Car ces 57 milliards d’euros déversés généreusement aux actionnaires – toujours premiers à se gaver – viennent percuter l’actualité qui secoue les tréfonds de la société française en quête d’égalité, d’équité, de fiscalité juste, de salaires dignes, d’une augmentation du Smic et de meilleurs services publics. Cet argent qui coule à flots et dont personne ne parle vraiment, à commencer, au premier chef, par Emmanuel Macron, signe l’indécence absolue du temps qui est le nôtre et le décalage abyssal entre le règne du capital et le monde du travail en souffrance. Le peuple est dans la rue? Qu’importe! Résumons le message adressé à la plèbe râlante: «Allez vous faire foutre!» Une insulte. Une humiliation de plus. 

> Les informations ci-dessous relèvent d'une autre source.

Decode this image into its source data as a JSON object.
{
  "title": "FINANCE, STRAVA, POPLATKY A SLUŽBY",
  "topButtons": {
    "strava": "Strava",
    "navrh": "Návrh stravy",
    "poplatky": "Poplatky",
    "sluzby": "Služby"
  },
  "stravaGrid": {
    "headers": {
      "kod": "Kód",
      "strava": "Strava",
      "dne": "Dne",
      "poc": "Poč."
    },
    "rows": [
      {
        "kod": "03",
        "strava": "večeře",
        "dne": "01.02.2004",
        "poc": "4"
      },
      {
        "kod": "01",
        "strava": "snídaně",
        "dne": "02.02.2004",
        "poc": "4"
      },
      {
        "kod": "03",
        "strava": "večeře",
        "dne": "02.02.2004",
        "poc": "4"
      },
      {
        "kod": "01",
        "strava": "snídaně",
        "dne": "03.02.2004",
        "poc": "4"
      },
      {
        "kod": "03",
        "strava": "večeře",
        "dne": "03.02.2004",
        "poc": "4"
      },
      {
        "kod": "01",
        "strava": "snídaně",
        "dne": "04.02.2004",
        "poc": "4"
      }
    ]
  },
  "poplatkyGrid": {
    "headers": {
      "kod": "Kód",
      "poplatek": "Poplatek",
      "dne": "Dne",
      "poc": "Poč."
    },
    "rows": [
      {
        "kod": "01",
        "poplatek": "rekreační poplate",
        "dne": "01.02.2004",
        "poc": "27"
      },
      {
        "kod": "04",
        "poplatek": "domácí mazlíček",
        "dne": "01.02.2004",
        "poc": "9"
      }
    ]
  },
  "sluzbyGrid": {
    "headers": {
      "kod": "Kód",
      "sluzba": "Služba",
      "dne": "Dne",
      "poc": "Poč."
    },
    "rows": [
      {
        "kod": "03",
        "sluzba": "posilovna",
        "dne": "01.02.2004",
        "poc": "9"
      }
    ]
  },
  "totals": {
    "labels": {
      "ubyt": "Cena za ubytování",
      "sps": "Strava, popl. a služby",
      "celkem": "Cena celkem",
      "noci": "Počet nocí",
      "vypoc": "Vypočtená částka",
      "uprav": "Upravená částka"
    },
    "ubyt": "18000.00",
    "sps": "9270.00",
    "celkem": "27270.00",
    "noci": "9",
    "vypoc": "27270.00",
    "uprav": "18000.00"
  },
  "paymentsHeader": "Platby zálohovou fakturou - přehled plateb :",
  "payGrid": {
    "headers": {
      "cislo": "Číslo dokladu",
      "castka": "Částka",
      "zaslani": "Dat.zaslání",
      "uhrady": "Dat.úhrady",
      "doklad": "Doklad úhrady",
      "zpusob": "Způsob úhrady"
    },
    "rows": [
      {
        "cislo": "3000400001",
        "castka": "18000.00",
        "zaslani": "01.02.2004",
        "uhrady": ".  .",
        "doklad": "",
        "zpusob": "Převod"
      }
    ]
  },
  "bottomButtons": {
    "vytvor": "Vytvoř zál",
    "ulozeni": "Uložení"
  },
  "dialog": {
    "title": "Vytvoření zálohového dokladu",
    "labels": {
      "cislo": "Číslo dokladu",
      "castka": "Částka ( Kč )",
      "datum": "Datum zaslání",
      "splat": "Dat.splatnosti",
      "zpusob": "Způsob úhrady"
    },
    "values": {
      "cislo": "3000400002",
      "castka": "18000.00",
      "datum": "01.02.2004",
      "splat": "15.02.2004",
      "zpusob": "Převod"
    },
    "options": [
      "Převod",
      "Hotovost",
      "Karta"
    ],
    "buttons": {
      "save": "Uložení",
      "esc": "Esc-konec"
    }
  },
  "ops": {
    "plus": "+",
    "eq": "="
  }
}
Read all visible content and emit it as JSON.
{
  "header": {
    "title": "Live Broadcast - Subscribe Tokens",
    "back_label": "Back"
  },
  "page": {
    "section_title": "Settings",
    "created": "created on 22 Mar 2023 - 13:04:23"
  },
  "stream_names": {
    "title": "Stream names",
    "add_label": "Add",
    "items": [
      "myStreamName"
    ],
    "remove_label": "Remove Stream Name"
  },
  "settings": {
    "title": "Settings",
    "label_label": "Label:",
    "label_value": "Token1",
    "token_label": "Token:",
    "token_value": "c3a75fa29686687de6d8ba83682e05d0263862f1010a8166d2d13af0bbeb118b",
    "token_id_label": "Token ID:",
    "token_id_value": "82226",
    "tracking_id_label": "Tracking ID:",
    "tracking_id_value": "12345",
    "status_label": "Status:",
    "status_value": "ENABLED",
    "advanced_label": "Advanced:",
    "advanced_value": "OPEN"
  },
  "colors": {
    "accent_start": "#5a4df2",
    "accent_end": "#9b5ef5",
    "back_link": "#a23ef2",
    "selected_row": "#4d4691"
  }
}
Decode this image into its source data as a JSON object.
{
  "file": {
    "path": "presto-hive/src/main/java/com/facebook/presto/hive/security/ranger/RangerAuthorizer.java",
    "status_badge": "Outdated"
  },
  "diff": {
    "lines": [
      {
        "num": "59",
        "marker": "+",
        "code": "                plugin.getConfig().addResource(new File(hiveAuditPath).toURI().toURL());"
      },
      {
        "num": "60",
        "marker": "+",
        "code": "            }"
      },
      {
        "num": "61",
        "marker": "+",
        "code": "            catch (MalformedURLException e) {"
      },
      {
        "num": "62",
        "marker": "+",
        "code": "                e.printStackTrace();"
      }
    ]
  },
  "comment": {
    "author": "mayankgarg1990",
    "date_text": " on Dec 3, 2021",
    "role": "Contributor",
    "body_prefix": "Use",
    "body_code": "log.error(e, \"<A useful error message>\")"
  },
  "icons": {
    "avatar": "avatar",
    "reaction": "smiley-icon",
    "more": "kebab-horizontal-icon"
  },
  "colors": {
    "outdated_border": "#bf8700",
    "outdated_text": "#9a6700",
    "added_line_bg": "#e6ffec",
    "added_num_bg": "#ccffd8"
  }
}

Comme si de rien n’était, les multinationales françaises retrouvent leurs marges d’avant 2008, servent leurs premiers de cordée et continuent néanmoins de percevoir des aides publiques, Cice, CIR, etc. Qui mettra fin à ce scandale? Qui osera prélever à la source les entreprises qui transfèrent leurs profits vers des paradis fiscaux? 

Le capitalisme porte en lui cette inégalité viscérale dont aucun être humain ne peut se satisfaire, que nous soyons citoyens français ou d’ailleurs. La répartition des richesses: voilà les maîtres mots de notre à-venir commun indépassable, sans lesquels nous gloserons encore longtemps sur une statistique vertigineuse: 1% de la population mondiale possède plus que tous les autres réunis. Nous sommes ces «autres». Ces 99%!